Irish connections to the civil war are introduced on the tour. Irish soldiers volunteered for both the International Brigades and Franco's forces. Indeed, descendants of the volunteers have taken the tour, says Howley, including relatives of Charles Donnelly and Gen Eoin O'Duffy, and non-Irish tourists are surprised to hear that Ireland had soldiers on both sides of the conflict.

Italian air raid

In the small, cramped square of Plaça Sant Felip Neri there is a plaque dedicated to victims of an Italian air raid. Barcelona was heavily bombed by Mussolini’s air force. Mostly young children were killed in the square and shrapnel marks are still visible. On the tour, you never quite know what forgotten historical event could be lurking in the next square. These forgotten areas are often overlooked, says Howley, as we make our way through the narrow alley out of the square, but “when you build a narrative about the Spanish Civil War with the group you can then bring them to a gothic church from the 14th century and not just discuss the rose window of its façade . . . It becomes a very different reading of the building and its history.”

There is a tangible link, Howley argues in Bar Llibertària, where the tour finishes, between the Spanish Civil War and the second World War, that in part started in the streets of Barcelona. Bar Llibertària feels like a shrine to anarchism and has excellent tapas downstairs. Its walls are covered in photographs of a forgotten Barcelona and propaganda posters from the conflict – including Mickey Mouse and Popeye. Tourists are keen to learn, explains Howley, especially considering "the political situation in the US and Europe at the moment".
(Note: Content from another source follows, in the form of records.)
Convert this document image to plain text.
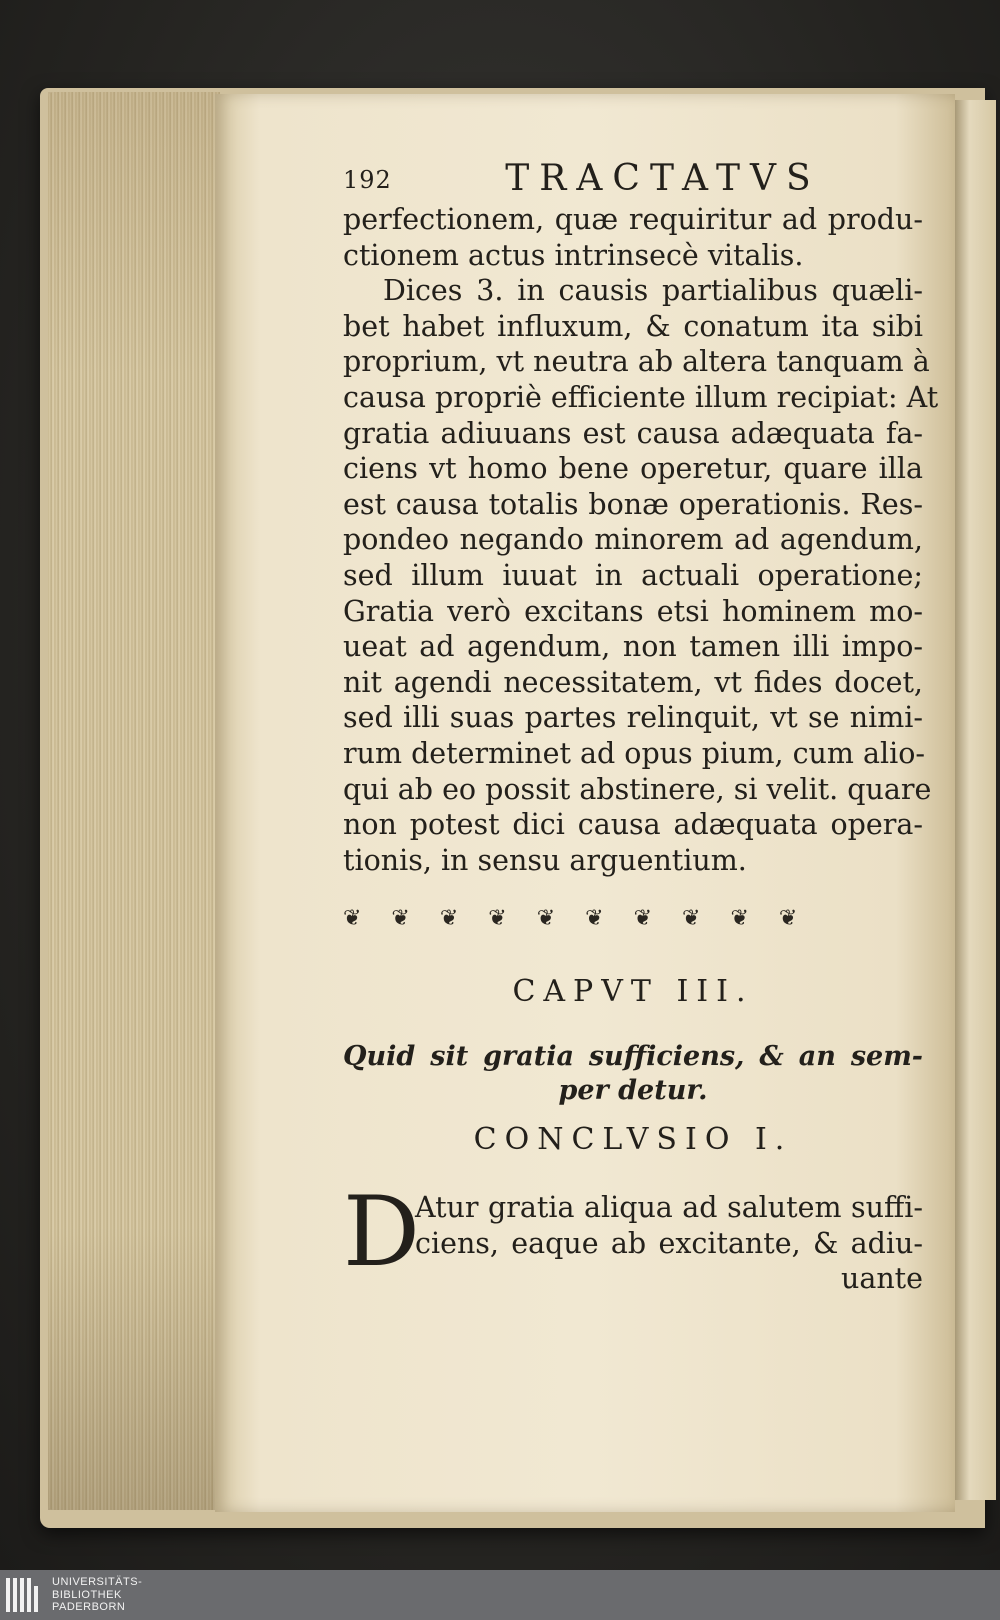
192	TRACTATVS
perfectionem, quæ requiritur ad produ-
ctionem actus intrinsecè vitalis.
Dices 3. in causis partialibus quæli-
bet habet influxum, & conatum ita sibi
proprium, vt neutra ab altera tanquam à
causa propriè efficiente illum recipiat: At
gratia adiuuans est causa adæquata fa-
ciens vt homo bene operetur, quare illa
est causa totalis bonæ operationis. Res-
pondeo negando minorem ad agendum,
sed illum iuuat in actuali operatione;
Gratia verò excitans etsi hominem mo-
ueat ad agendum, non tamen illi impo-
nit agendi necessitatem, vt fides docet,
sed illi suas partes relinquit, vt se nimi-
rum determinet ad opus pium, cum alio-
qui ab eo possit abstinere, si velit. quare
non potest dici causa adæquata opera-
tionis, in sensu arguentium.
❦❦❦❦❦❦❦❦❦❦
CAPVT III.
Quid sit gratia sufficiens, & an sem-
per detur.
CONCLVSIO I.
D
Atur gratia aliqua ad salutem suffi-
ciens, eaque ab excitante, & adiu-
uante
UNIVERSITÄTS-
BIBLIOTHEK
PADERBORN
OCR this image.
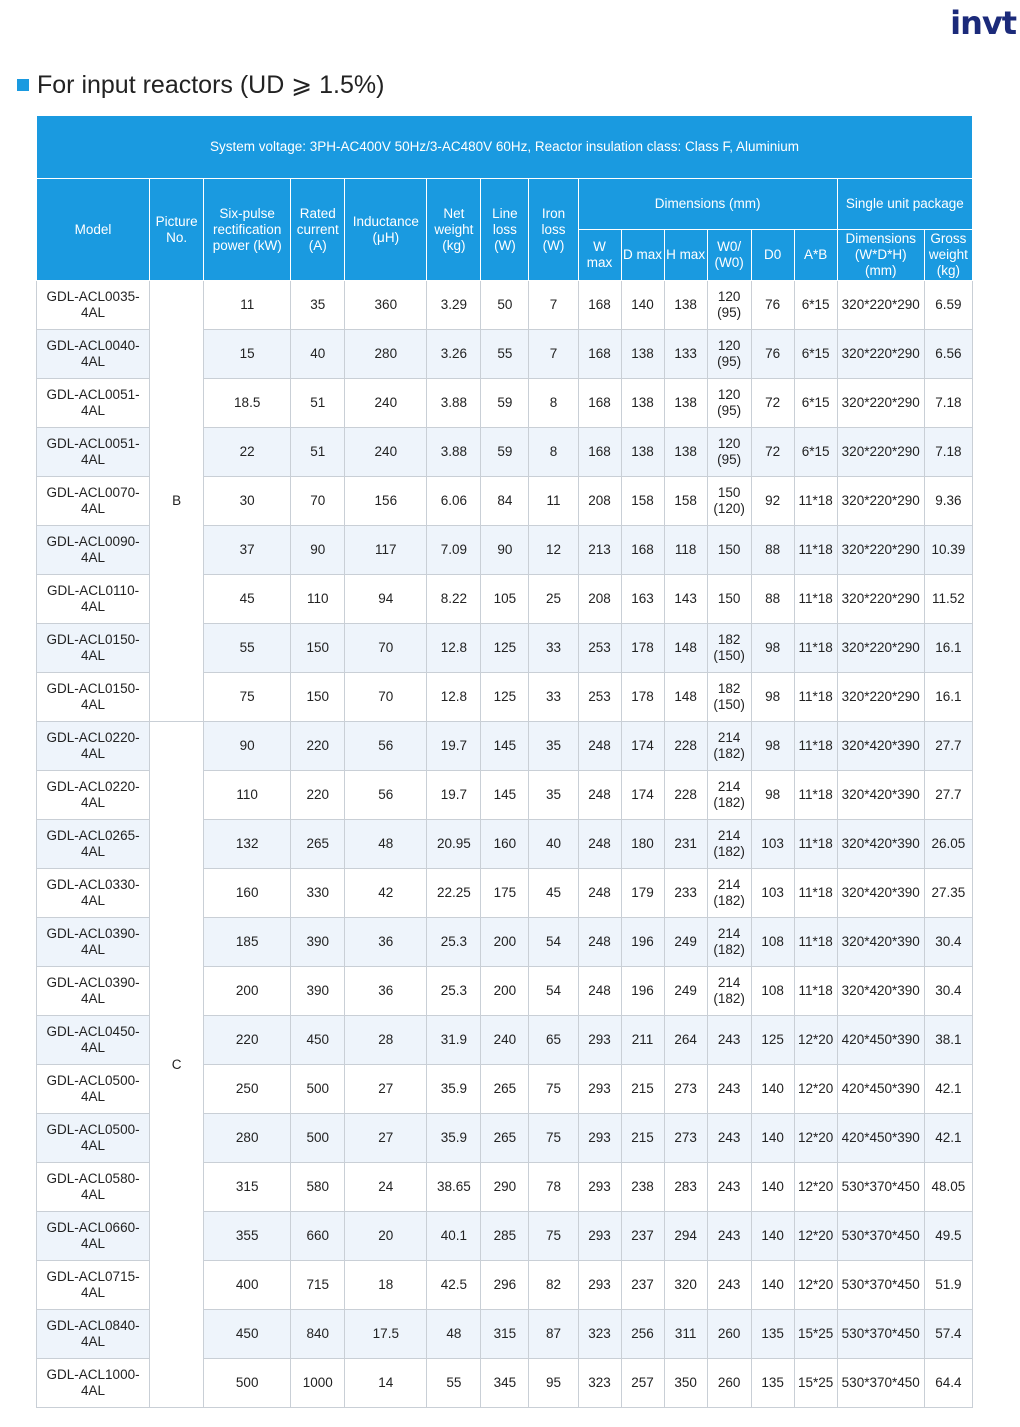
invt
For input reactors (UD ⩾ 1.5%)
System voltage: 3PH-AC400V 50Hz/3-AC480V 60Hz, Reactor insulation class: Class F, Aluminium															
Model	Picture No.	Six-pulse rectification power (kW)	Rated current (A)	Inductance (μH)	Net weight (kg)	Line loss (W)	Iron loss (W)	Dimensions (mm)						Single unit package	
								W max	D max	H max	W0/ (W0)	D0	A*B	Dimensions (W*D*H) (mm)	Gross weight (kg)
GDL-ACL0035-4AL	B	11	35	360	3.29	50	7	168	140	138	120 (95)	76	6*15	320*220*290	6.59
GDL-ACL0040-4AL		15	40	280	3.26	55	7	168	138	133	120 (95)	76	6*15	320*220*290	6.56
GDL-ACL0051-4AL		18.5	51	240	3.88	59	8	168	138	138	120 (95)	72	6*15	320*220*290	7.18
GDL-ACL0051-4AL		22	51	240	3.88	59	8	168	138	138	120 (95)	72	6*15	320*220*290	7.18
GDL-ACL0070-4AL		30	70	156	6.06	84	11	208	158	158	150 (120)	92	11*18	320*220*290	9.36
GDL-ACL0090-4AL		37	90	117	7.09	90	12	213	168	118	150	88	11*18	320*220*290	10.39
GDL-ACL0110-4AL		45	110	94	8.22	105	25	208	163	143	150	88	11*18	320*220*290	11.52
GDL-ACL0150-4AL		55	150	70	12.8	125	33	253	178	148	182 (150)	98	11*18	320*220*290	16.1
GDL-ACL0150-4AL		75	150	70	12.8	125	33	253	178	148	182 (150)	98	11*18	320*220*290	16.1
GDL-ACL0220-4AL	C	90	220	56	19.7	145	35	248	174	228	214 (182)	98	11*18	320*420*390	27.7
GDL-ACL0220-4AL		110	220	56	19.7	145	35	248	174	228	214 (182)	98	11*18	320*420*390	27.7
GDL-ACL0265-4AL		132	265	48	20.95	160	40	248	180	231	214 (182)	103	11*18	320*420*390	26.05
GDL-ACL0330-4AL		160	330	42	22.25	175	45	248	179	233	214 (182)	103	11*18	320*420*390	27.35
GDL-ACL0390-4AL		185	390	36	25.3	200	54	248	196	249	214 (182)	108	11*18	320*420*390	30.4
GDL-ACL0390-4AL		200	390	36	25.3	200	54	248	196	249	214 (182)	108	11*18	320*420*390	30.4
GDL-ACL0450-4AL		220	450	28	31.9	240	65	293	211	264	243	125	12*20	420*450*390	38.1
GDL-ACL0500-4AL		250	500	27	35.9	265	75	293	215	273	243	140	12*20	420*450*390	42.1
GDL-ACL0500-4AL		280	500	27	35.9	265	75	293	215	273	243	140	12*20	420*450*390	42.1
GDL-ACL0580-4AL		315	580	24	38.65	290	78	293	238	283	243	140	12*20	530*370*450	48.05
GDL-ACL0660-4AL		355	660	20	40.1	285	75	293	237	294	243	140	12*20	530*370*450	49.5
GDL-ACL0715-4AL		400	715	18	42.5	296	82	293	237	320	243	140	12*20	530*370*450	51.9
GDL-ACL0840-4AL		450	840	17.5	48	315	87	323	256	311	260	135	15*25	530*370*450	57.4
GDL-ACL1000-4AL		500	1000	14	55	345	95	323	257	350	260	135	15*25	530*370*450	64.4
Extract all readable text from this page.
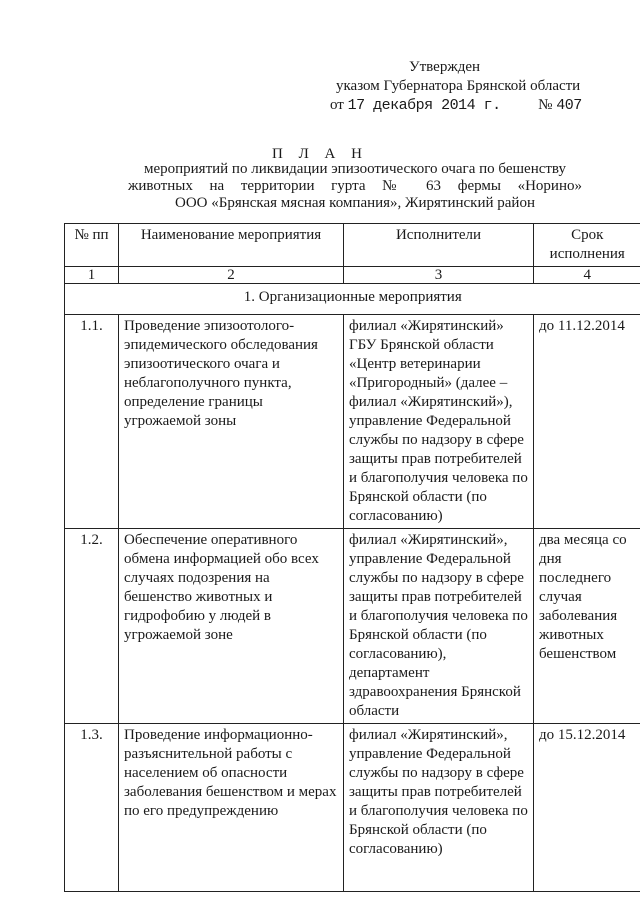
Утвержден
указом Губернатора Брянской области
от 17 декабря 2014 г.	№ 407
П Л А Н
мероприятий по ликвидации эпизоотического очага по бешенству
животных на территории гурта № 63 фермы «Норино»
ООО «Брянская мясная компания», Жирятинский район
№ пп	Наименование мероприятия	Исполнители	Срок исполнения
1	2	3	4
1. Организационные мероприятия			
1.1.	Проведение эпизоотолого-эпидемического обследования эпизоотического очага и неблагополучного пункта, определение границы угрожаемой зоны	филиал «Жирятинский» ГБУ Брянской области «Центр ветеринарии «Пригородный» (далее – филиал «Жирятинский»), управление Федеральной службы по надзору в сфере защиты прав потребителей и благополучия человека по Брянской области (по согласованию)	до 11.12.2014
1.2.	Обеспечение оперативного обмена информацией обо всех случаях подозрения на бешенство животных и гидрофобию у людей в угрожаемой зоне	филиал «Жирятинский», управление Федеральной службы по надзору в сфере защиты прав потребителей и благополучия человека по Брянской области (по согласованию), департамент здравоохранения Брянской области	два месяца со дня последнего случая заболевания животных бешенством
1.3.	Проведение информационно-разъяснительной работы с населением об опасности заболевания бешенством и мерах по его предупреждению	филиал «Жирятинский», управление Федеральной службы по надзору в сфере защиты прав потребителей и благополучия человека по Брянской области (по согласованию)	до 15.12.2014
"I find the groups lately are really keen to reflect on the past and the importance of historical memory as to avoid the rise to Fascism that was witnessed in the 1930s." Not only did Franco's Fascist victory bring Spain into the Fascist sphere but some defeated Republican soldiers helped Allied forces fighting Nazi Germany. It was Republican soldiers who led the Allies into Paris. For them, the fight was not lost when Barcelona fell to Franco's forces in April 1939. The fight against Fascism continued.

Get there

Aer Lingus, Ryanair and Iberia fly to Barcelona from Dublin.

The Spanish Civil War tour meets in front of Café Zurich on Plaça de Catalunya. It takes four hours and costs €25 for adults, €11 for ages 11-15, under-11 free.